Night Czar Amy Lamé was awarded Freedom of the City of London last week, but some commentators have suggested that her work to support the capital’s nightlife does not merit the honour.
Lamé, who is on a £116,925 salary, according to the Mayor of London website, has been in the role since 2016, when she was appointed as the UK’s first-ever Night Czar, having previously worked in the media and served in the position of Mayoress of Camden from 2010 to 2011.
At a ceremony in Guildhall on Friday she was given Freedom of the City of London, an approximately 800-year-old tradition that involves handing the recipient a parchment. While the end of feudalism meant that it lost some of its historical significance, it is still considered a great honour.

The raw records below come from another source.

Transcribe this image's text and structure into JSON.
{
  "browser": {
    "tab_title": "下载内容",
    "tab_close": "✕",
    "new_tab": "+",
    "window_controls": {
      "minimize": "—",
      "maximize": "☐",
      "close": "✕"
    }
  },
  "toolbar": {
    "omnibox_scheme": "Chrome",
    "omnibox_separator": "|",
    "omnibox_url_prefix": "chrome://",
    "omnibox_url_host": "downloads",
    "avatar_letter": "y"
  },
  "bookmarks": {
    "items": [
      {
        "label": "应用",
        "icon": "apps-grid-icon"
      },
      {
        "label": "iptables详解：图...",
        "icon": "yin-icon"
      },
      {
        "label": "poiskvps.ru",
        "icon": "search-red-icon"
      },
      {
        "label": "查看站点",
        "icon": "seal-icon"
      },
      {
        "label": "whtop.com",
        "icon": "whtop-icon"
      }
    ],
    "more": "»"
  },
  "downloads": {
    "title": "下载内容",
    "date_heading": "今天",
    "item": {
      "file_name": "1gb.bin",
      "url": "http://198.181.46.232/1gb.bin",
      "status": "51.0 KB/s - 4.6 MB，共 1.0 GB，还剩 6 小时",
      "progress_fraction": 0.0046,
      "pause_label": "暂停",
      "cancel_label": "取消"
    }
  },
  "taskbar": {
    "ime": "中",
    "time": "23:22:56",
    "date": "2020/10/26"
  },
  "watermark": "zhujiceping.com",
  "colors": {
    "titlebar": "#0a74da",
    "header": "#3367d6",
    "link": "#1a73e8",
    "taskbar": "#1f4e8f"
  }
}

Massive congrats to our @Nightczar Amy Lamé on being awarded the Freedom of the City of London for her work to protect, preserve and innovate the capital at night, and champion LGBTQI+ rights. pic.twitter.com/ARDoPcwlKf
— Mayor of London, Sadiq Khan (@MayorofLondon) July 15, 2023
Speaking after the ceremony, Lamé said: “Our city’s life at night is unparalleled across the world and as London’s first Night Czar, I’m proud of all the work that we have done to protect, preserve, and innovate the capital at night, alongside my work to champion LGBTQI+ rights…I will continue to do all that I can to support and stand-up for all aspects of life at night, as we help build a better London for everyone.”
But many pundits questioned whether it was deserved, citing the present state of London nightlife.
LBC News presenter Christopher Golds tweeted his perspective: “She has done quite literally nothing for anyone in London – particularly its nightlife. How many pubs, bars, clubs and restaurants have shut down under her time in office. This is frankly shocking, let alone embarrassing.”
Golds added: “Tone deaf to the highest order. London is barely a 12 hour city let alone a 24 hour one. Where did she go to celebrate this achievement? A Pret that closed at 8pm?”
GB News presenter Tom Harwood was similarly damning: “Rewarded for presiding over hundreds of venues shutting down, some of the most restrictive licensing on the planet, and the hollowing out of this city.”
During Lamé’s time in the role, the hospitality industry has been hit by the Covid-19 pandemic and Brexit, both of which have resulted in staff shortages and permanent closures in the capital. Figures from CGA by NIQ and Alix Partners for the three years between March 2o20 and March 2023 showed that central London lost 540 licensed premises in that period, about 15.6% of the pre-Covid total – equalling around one closure every two days.
WLC has contacted the Night Time Industries Association (NTIA) to hear its perspective.
This is not the only time the Mayor of London’s office has gotten into hot water over the issue of nightlife – it has been suggested that ULEZ expansion will unfairly penalise night workers at the city’s pubs, bars and restaurants.